# Need Help identifying a Bolens Snow Thrower



## Sblg43 (Jan 18, 2014)

I picked up this broken Bolens snow thrower last year and am finally getting a chance to look it over. The engine is a 5HP Tecumseh that runs strong.

It seems that the only thing that doesn't work on this machine, is the front auger blades. The shear pins are intact. So my guess is that the worm gear is damaged.

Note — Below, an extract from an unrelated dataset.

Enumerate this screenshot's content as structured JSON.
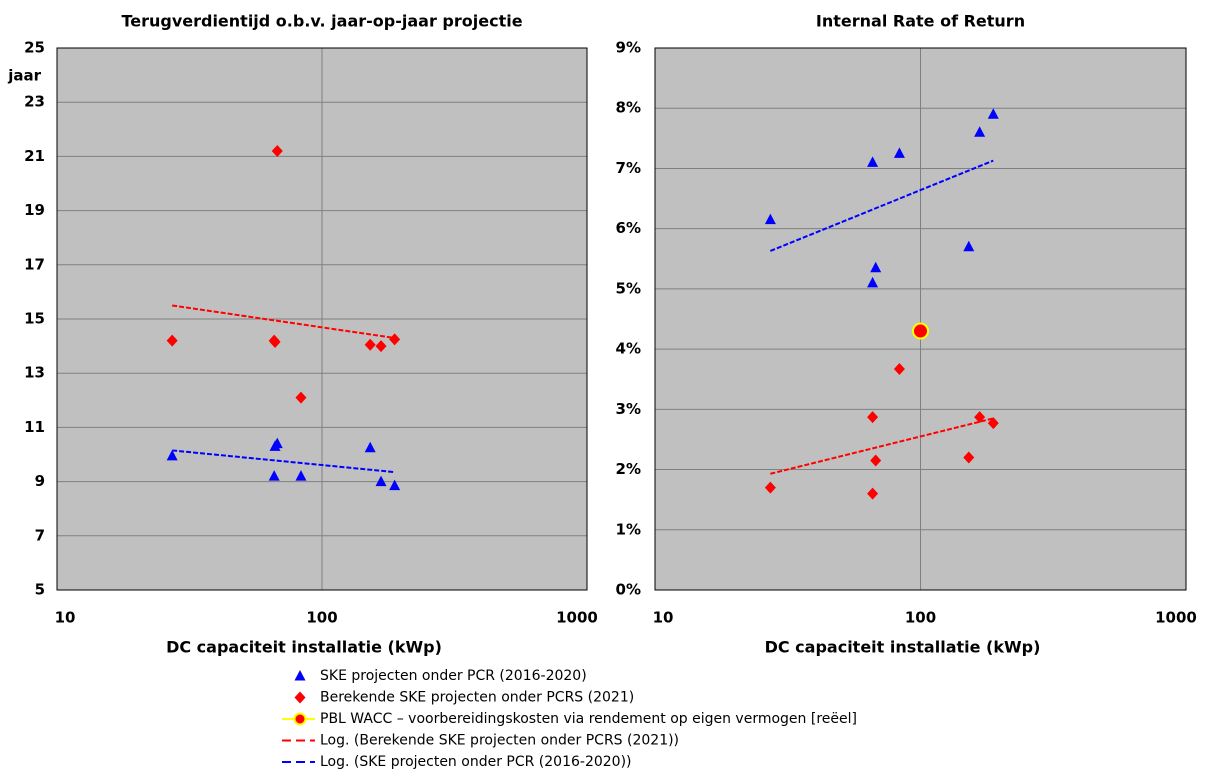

However, there are no identifying numbers anywhere on the machine that suggest a model number. It seems to be in great shape, except that it can't throw the snow 

The engine is a Tecumseh HS50-67257F serial 5233B. Based on the serial number, it appears to be a machine from 1985 or 1995?

Any ideas? Thanks


----------



## UNDERTAKER (Dec 30, 2013)

I WOULD guess it to be a 1995 model. but I have been wrong before.


----------



## Sblg43 (Jan 18, 2014)

I have a friend who had one similar but it was green. His was a Bolens 5210. So I am going to assume that this is close enough to that so that the parts will work.


----------



## classiccat (Mar 1, 2014)

That's a pretty stout, clean-looking machine.

did you try disconnecting the spark plug, removing the belt cover, engaging the auger and rotating the auger pulley by hand?


----------



## Sblg43 (Jan 18, 2014)

I pulled the plug on the front auger differential (is that the correct word for it?)

Lots of brass shavings!

Now I have to decide if I want to fix it.

A new brass gear on fleabay and other internet locations is going for $69 - $89.

Since I have so many other working snow throwers, I don't want to keep this one but it seems a shame to scrap it. I will probably fix it and try to sell it.


----------